The Good, The Bad, and The Ugly from Virginia Tech’s Win Over Western Michigan

2 of 5

Sep 27, 2014; Blacksburg, VA, USA; Virginia Tech Hokies running back Shai McKenzie (22) scores a touchdown during the third quarter against the Western Michigan Broncos at Lane Stadium. Mandatory Credit: Peter Casey-USA TODAY Sports

The Good

There was many more good parts of the game this week than in the past two weeks.  First, was definitely the Hokie rushing attack.  The Hokies need the rushing attack to create a balance which will take pressure off Michael Brewer.  In the past weeks, this rushing attack has been not effective and even non-existent in some cases.

The rushing attack not only allows for pressure to be taken off Brewer, but it also sets up play-action and completely opens the playbook.  The Hokies, in the first half, seemed destined to have a similar performance to the weeks before.  However, at halftime, the preverbal switch was thrown and the Hokies ran wild in the second half as they gained 227 of their 308 rushing yards in the third and fourth quarter.

Marshawn Williams and Shai Mckenzie were the two-headed rushing monster that Hokie fans have hoped for since the first game of the season.  Williams finished with 119 yards and McKenzie chipped in 87 yards.  The freshman duo was difficult to handle as the game wore on.  The offensive line showed a renewed effort to control the line of scrimmage in the second half and basically over-ran the Bronco defensive front.

The second half in general was a huge good part on Saturday.  Not only did the offense wake up but the defense stiffened and showed they could still be a dominant force in the ACC.  Only team members probably knows what Frank Beamer exactly said to his team at halftime on Saturday. Whatever it was, Beamer should save that speech and revisit it in later games.

The offensive line, which had been pushed around during the first half, showed really how much of a talent difference there was between themselves and the Bronco front seven.  Michael Brewer was also a different quarterback in the second half.  Brewer’s first half was much of the same from the last two games, mistakes and poor decisions.
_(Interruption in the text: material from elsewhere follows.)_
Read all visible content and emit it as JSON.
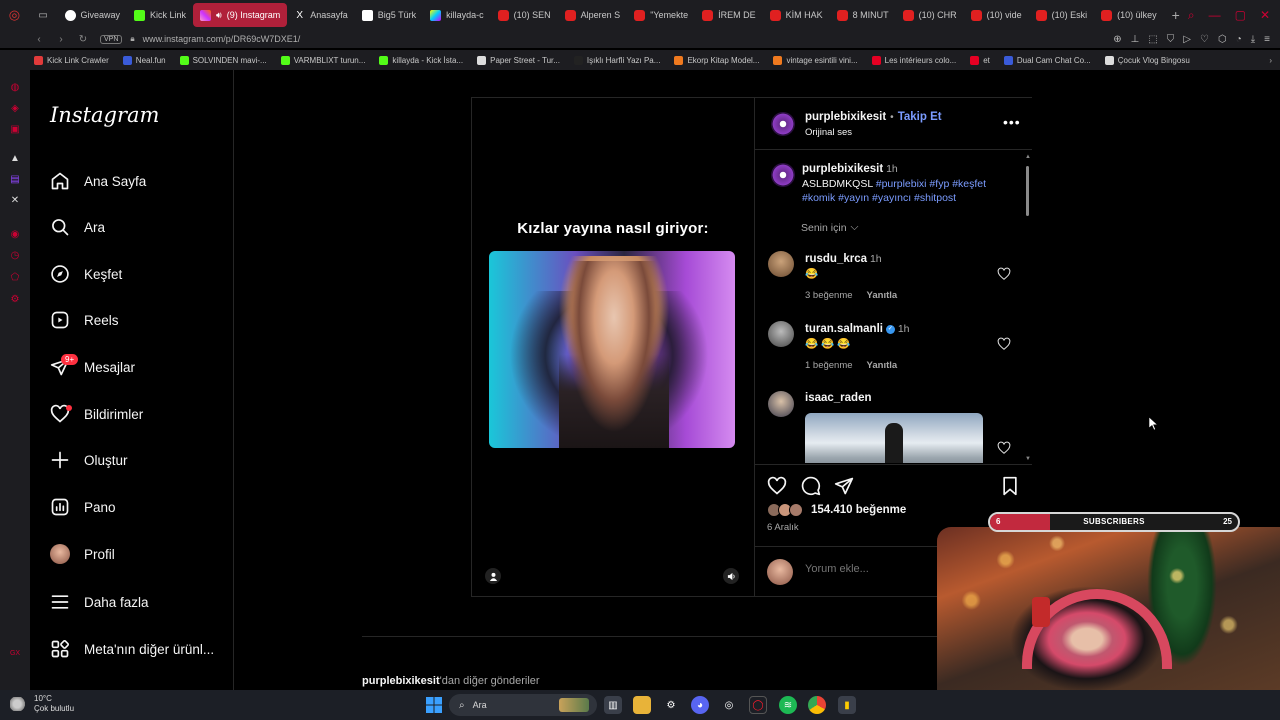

However, the second half was a completely different story as Brewer returned to the form from the first two games of the season.  He was efficient throwing the ball while not forcing passes.  Brewer made smart decisions to either throw the ball away or pull it down and get what positive yards he could.  The most important part of Brewer’s game in the second half was the amount of turnovers committed, which was zero.
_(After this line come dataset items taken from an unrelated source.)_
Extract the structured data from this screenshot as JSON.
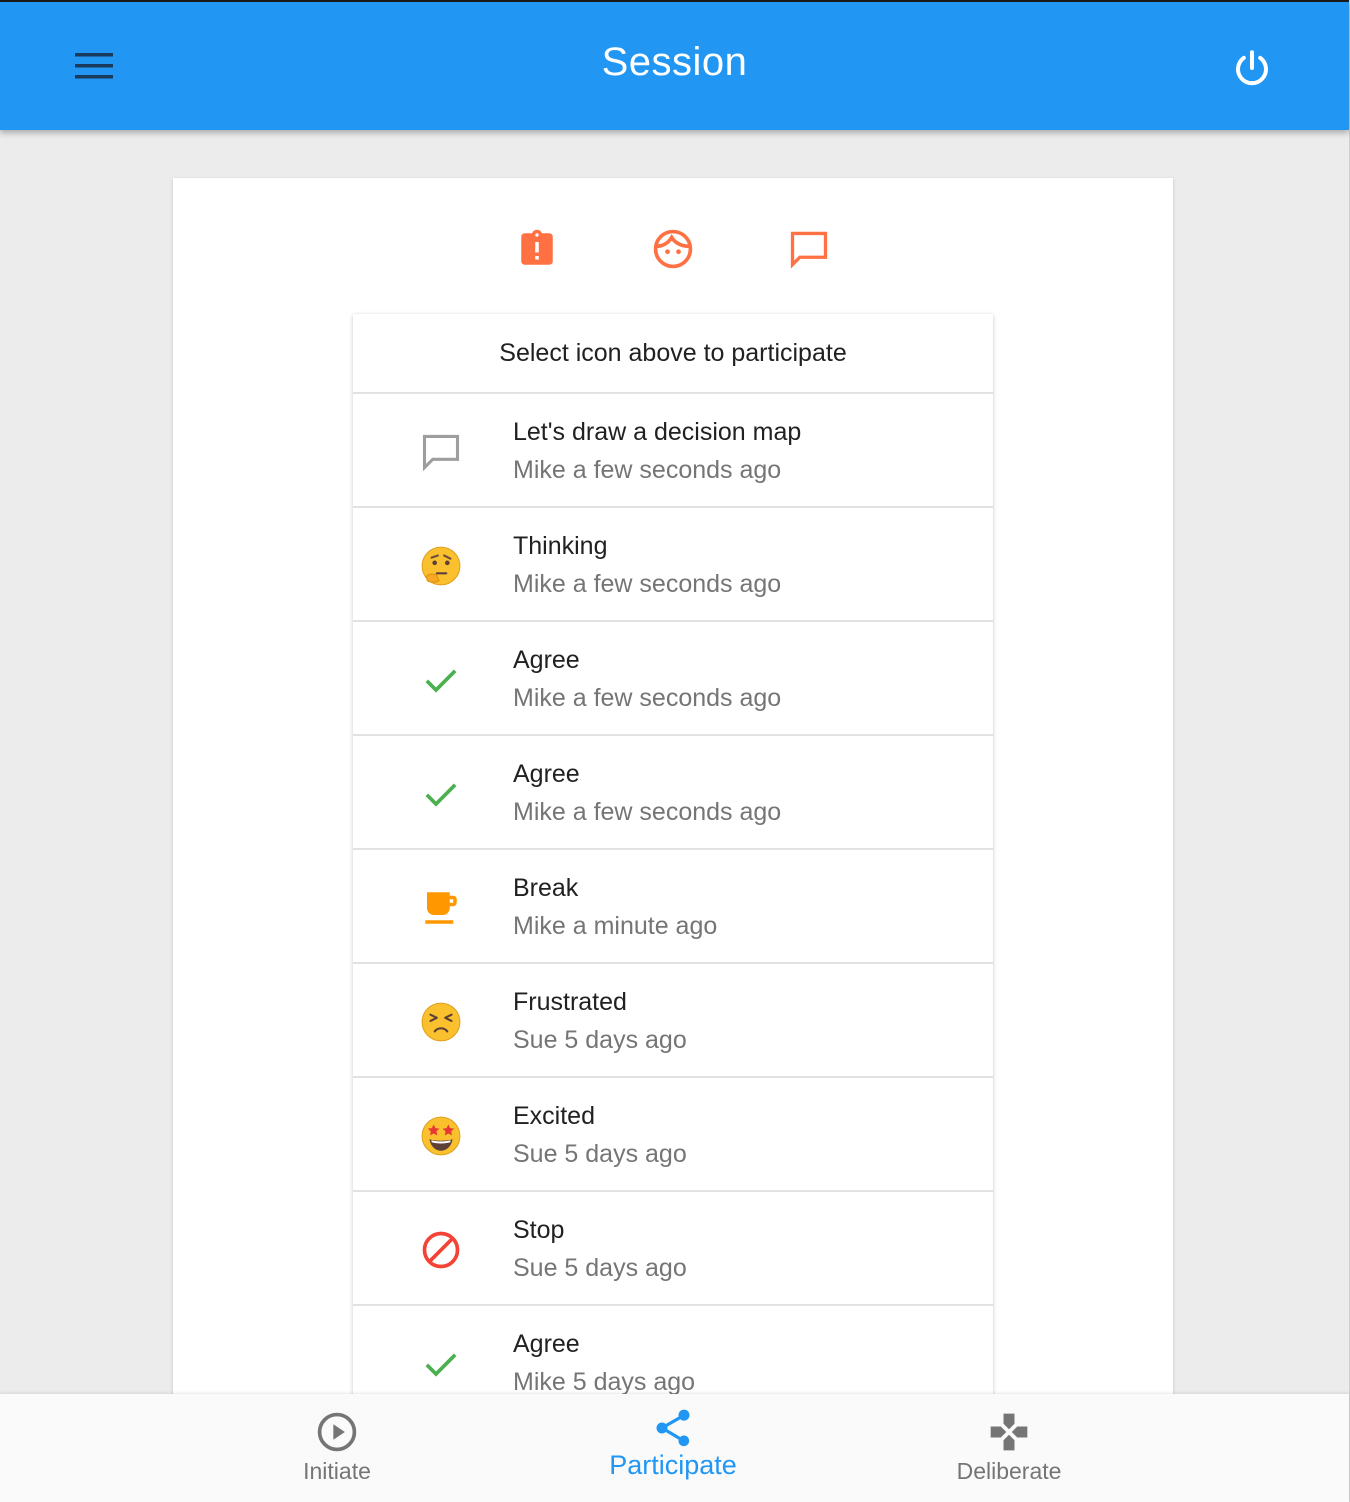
{
  "app_bar": {
    "title": "Session",
    "menu_icon": "menu-icon",
    "power_icon": "power-icon",
    "background_color": "#2196f3"
  },
  "actions": [
    {
      "icon": "assignment-alert-icon",
      "color": "#ff7043"
    },
    {
      "icon": "face-icon",
      "color": "#ff7043"
    },
    {
      "icon": "comment-icon",
      "color": "#ff7043"
    }
  ],
  "feed": {
    "header": "Select icon above to participate",
    "items": [
      {
        "title": "Let's draw a decision map",
        "subtitle": "Mike a few seconds ago",
        "icon": "comment-outline-icon"
      },
      {
        "title": "Thinking",
        "subtitle": "Mike a few seconds ago",
        "icon": "thinking-face-icon"
      },
      {
        "title": "Agree",
        "subtitle": "Mike a few seconds ago",
        "icon": "check-icon"
      },
      {
        "title": "Agree",
        "subtitle": "Mike a few seconds ago",
        "icon": "check-icon"
      },
      {
        "title": "Break",
        "subtitle": "Mike a minute ago",
        "icon": "coffee-cup-icon"
      },
      {
        "title": "Frustrated",
        "subtitle": "Sue 5 days ago",
        "icon": "frustrated-face-icon"
      },
      {
        "title": "Excited",
        "subtitle": "Sue 5 days ago",
        "icon": "star-struck-face-icon"
      },
      {
        "title": "Stop",
        "subtitle": "Sue 5 days ago",
        "icon": "block-icon"
      },
      {
        "title": "Agree",
        "subtitle": "Mike 5 days ago",
        "icon": "check-icon"
      }
    ]
  },
  "bottom_nav": {
    "items": [
      {
        "label": "Initiate",
        "icon": "play-circle-icon",
        "active": false
      },
      {
        "label": "Participate",
        "icon": "share-icon",
        "active": true
      },
      {
        "label": "Deliberate",
        "icon": "gamepad-icon",
        "active": false
      }
    ],
    "active_color": "#2196f3"
  }
}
The defense also was a different team in the second half, only allowing 7 points and stopping any real movement by the Bronco offense.  The Hokies were excellent against a running attack that was supposed to be very tough.  Bud Foster had a plan for the game and in the second half, the defense executed it to perfection.

The front seven got excellent pressure and the back end players made enough plays to keep the Broncos out of any rhythm offensively.  The defense needed this game to prove to themselves they are an elite unit.  Even without their main defensive line stalwart Luther Maddy, the Hokies got pressure and created havoc in the Bronco backfield.